Los Vientos del Norte me indican que aun soy fragil,
ellos pueden derrumbarme en un segundo si me descuido un momento.
A veces son crueles con mis manos, ya que las enfrian a tal punto de perder la movilidad de mis dedos.
Hubieron otros tiempos en que estos Vientos eran cálidos y su roce en mi rostro eran caricias maravillosas. Conocia bien el sonido que antecedia a su llegada, y tambien su aroma cuando me inundaban en un vaiven de caricias de Viento. Tiempos aquellos en que fuimos uno solo, cuando la noche caia y me golpeaba la ventana. Yo la abria presurosa a su encuentro, para abrazar su maravillosa existencia.

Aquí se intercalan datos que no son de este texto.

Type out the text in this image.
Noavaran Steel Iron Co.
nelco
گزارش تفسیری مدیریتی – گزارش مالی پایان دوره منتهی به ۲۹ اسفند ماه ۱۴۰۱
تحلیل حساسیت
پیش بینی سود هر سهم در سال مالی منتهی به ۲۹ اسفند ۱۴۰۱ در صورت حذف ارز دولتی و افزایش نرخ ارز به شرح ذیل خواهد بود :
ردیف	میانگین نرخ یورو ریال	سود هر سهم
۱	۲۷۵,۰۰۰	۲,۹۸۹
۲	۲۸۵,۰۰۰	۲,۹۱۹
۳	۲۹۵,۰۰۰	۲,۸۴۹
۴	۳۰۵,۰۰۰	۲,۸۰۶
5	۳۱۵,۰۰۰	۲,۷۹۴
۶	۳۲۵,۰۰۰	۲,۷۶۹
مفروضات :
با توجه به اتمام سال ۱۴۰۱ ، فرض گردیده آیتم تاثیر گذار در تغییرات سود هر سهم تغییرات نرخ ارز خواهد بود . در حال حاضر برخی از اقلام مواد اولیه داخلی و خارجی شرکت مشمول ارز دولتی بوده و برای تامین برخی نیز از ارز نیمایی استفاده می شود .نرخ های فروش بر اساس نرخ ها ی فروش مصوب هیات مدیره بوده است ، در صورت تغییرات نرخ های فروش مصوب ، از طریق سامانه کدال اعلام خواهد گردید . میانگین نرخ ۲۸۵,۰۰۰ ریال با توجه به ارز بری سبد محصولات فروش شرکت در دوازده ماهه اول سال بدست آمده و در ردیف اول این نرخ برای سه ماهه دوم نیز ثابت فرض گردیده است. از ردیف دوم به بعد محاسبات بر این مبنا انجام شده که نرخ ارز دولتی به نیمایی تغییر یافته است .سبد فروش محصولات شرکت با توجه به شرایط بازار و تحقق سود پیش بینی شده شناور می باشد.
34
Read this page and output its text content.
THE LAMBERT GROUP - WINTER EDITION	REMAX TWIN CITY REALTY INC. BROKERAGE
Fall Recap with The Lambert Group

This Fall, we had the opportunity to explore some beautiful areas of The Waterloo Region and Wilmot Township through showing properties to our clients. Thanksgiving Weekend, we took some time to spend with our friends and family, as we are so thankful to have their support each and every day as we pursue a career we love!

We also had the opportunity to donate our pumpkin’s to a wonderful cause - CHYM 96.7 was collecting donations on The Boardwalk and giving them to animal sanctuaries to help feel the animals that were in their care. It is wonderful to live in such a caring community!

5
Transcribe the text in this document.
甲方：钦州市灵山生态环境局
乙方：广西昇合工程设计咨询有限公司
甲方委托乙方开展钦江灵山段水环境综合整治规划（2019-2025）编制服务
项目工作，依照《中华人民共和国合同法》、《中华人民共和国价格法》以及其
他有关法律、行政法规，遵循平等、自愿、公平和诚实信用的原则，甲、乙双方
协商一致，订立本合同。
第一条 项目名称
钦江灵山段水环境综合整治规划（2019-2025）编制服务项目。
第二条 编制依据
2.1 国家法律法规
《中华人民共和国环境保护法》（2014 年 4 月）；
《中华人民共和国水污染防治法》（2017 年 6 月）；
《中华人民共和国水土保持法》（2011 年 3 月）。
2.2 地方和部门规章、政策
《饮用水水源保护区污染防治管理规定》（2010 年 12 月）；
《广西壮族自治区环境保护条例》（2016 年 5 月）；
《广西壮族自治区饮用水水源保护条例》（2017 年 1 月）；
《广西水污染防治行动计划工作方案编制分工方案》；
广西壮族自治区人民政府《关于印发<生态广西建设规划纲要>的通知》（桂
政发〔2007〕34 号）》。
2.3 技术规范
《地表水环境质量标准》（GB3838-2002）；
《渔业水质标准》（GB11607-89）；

Pensé en convertirme en Viento tambien. En Viento del Sur. Sin embargo la tibieza de este Viento Nortino escapó de pronto, sin dejar rastro, y en su lugar no queda mas que el frio que congela el pasado, eliminando todo como a las hojas en Otoño. Siniestro fin para mi cuerpo que aun congelado, escribe estas lineas.
Ya no quisiera ser Viento, ni del Sur, ni del Oriente, ni de ninguna clase. Prefiero mantener mi corazon tibio, asi que no encontré mejor solucion que quitarmelo del pecho y guardarlo bajo mi cabecera, hasta que el Viento pase y mis manos ya no estén congeladas.